Он был вторым за месяц, кто говорил мне эти слова, и оба раза это не было похвалой.
— Стало быть, испугались, что вас разоблачат в море. И прибежали.
— И это тоже, ваше высокоблагородие. Не стану врать, что пришёл из одной честности.
Головнин молчал.
Потом взял тетрадь.
Читал он её долго, страницу за страницей, и лицо у него было каменное. Я стоял и разглядывал переборку за его плечом.
Наконец он положил тетрадь на стол и посмотрел на меня.
И вдруг усмехнулся.
— Это что же такое?
— Что записано, ваше высокоблагородие.
— «Капитан о Компании при мне не говорил». «Господа офицеры толкуют о жалованье и о некомплекте», — он постучал пальцем по странице. — «Шлюп берёт провизии на два года». Вершинин, да это на всякой набережной в Кронштадте задаром рассказывают.
— В том и был расчёт.
— Какой расчёт?
— Такой, ваше высокоблагородие, что отказать я не мог, а служить не хотел. Я решил писать одну чистую правду, но такую, которая не стоит ни копейки. Отказ поставил бы меня в долговую яму, а от этих записей никакого вреда никому нет. Ежели угодно, я объясню про каждую строку.
Капитан откинулся в кресле.
— Не угодно.
Он побарабанил пальцами по столу и сказал совсем другим тоном:
— Я этого ждал.
Я, признаться, не понял.
— Ждал, — повторил Головнин. — Я иду с поручением осмотреть дела Компании. Там про это знают, потому что в Петербурге ничего скрыть нельзя. Стало быть, они непременно должны были завести при мне глаза. Я бы удивился, ежели бы не завели.
Он поглядел на меня почти весело.
— Одного не ждал: что они полезут к подлекарю.
— Отчего же не полезть? Подлекарь ходит везде и никому не интересен.
— Вот именно, — капитан кивнул. — Оттого я и говорю, что не ждал. Я думал, они возьмут кого-нибудь из чинов повыше. Ну да им виднее.
Он поднялся и прошёлся по каюте, пригибаясь под бимсом.
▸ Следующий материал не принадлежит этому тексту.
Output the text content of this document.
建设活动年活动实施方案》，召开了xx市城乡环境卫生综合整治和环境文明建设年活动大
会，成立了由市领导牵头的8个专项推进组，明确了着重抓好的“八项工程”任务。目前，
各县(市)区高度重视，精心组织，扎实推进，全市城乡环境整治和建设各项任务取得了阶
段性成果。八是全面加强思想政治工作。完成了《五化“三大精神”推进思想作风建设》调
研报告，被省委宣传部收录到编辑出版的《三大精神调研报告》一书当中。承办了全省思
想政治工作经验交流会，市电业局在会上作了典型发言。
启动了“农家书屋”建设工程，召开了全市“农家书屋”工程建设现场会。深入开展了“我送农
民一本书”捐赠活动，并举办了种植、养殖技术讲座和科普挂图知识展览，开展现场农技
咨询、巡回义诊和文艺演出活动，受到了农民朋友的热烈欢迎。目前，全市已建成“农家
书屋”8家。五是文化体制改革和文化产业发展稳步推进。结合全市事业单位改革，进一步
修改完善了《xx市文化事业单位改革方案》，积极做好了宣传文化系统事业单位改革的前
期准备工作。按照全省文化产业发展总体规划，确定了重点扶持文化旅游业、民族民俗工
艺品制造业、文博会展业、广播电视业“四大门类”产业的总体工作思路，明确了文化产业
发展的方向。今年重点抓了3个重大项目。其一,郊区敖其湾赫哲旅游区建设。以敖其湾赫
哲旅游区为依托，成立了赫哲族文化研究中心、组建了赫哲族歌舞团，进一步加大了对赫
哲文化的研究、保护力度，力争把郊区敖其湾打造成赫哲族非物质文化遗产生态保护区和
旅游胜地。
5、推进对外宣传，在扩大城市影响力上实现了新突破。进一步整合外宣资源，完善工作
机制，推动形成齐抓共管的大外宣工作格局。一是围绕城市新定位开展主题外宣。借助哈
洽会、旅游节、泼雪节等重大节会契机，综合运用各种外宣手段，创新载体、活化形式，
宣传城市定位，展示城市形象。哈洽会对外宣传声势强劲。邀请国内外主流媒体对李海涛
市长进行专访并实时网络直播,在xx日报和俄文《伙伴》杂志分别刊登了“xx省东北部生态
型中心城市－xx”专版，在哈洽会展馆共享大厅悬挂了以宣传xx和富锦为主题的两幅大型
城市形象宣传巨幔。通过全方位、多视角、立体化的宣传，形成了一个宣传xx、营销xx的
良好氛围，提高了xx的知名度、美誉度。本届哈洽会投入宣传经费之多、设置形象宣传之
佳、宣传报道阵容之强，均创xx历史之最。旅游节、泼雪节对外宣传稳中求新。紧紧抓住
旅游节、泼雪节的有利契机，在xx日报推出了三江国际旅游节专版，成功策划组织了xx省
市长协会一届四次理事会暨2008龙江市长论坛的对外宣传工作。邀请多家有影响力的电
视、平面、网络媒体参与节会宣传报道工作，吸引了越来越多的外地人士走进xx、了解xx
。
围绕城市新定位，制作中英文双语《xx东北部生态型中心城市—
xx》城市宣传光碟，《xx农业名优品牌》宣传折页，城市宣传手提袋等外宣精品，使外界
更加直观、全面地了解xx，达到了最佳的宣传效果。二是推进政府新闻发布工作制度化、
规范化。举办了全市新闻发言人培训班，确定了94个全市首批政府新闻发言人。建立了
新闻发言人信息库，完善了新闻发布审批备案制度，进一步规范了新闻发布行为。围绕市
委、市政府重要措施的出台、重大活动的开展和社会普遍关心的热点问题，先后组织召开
— Скрывать мне нечего, Вершинин. Дела мои будут таковы, что их хоть в газете печатай. А по тому, кто с чем ко мне придёт и кто про что смолчит, я людей своих узнаю лучше, чем по любому аттестату.
Он остановился надо мной.
— Тетрадь ведите дальше.
Я вскинул голову.
— Ваше высокоблагородие…
— Ведите, — повторил Головнин. — Сдавайте, как сдавали. А что писать, я вам укажу сам, когда надобность будет. Покуда пишите то же самое.
И вот тут я понял, что произошло.
Я пришёл сюда развязаться. А меня оставили при том же самом деле. Только сдавать я теперь буду капитану, а Евграф Саввич получит от меня ровно то, что капитан сочтёт нужным ему передать.
Из подневольного человека я стал человеком при капитане.
— Слушаюсь, — сказал я.
— Теперь про долг, — Головнин сел обратно. — Сто двадцать рублей. Отдать намерены?
— Непременно. Сто семь у меня собрано.
— Откуда?
— Заработал на берегу, ваше высокоблагородие. Лечу в порту в свободные часы.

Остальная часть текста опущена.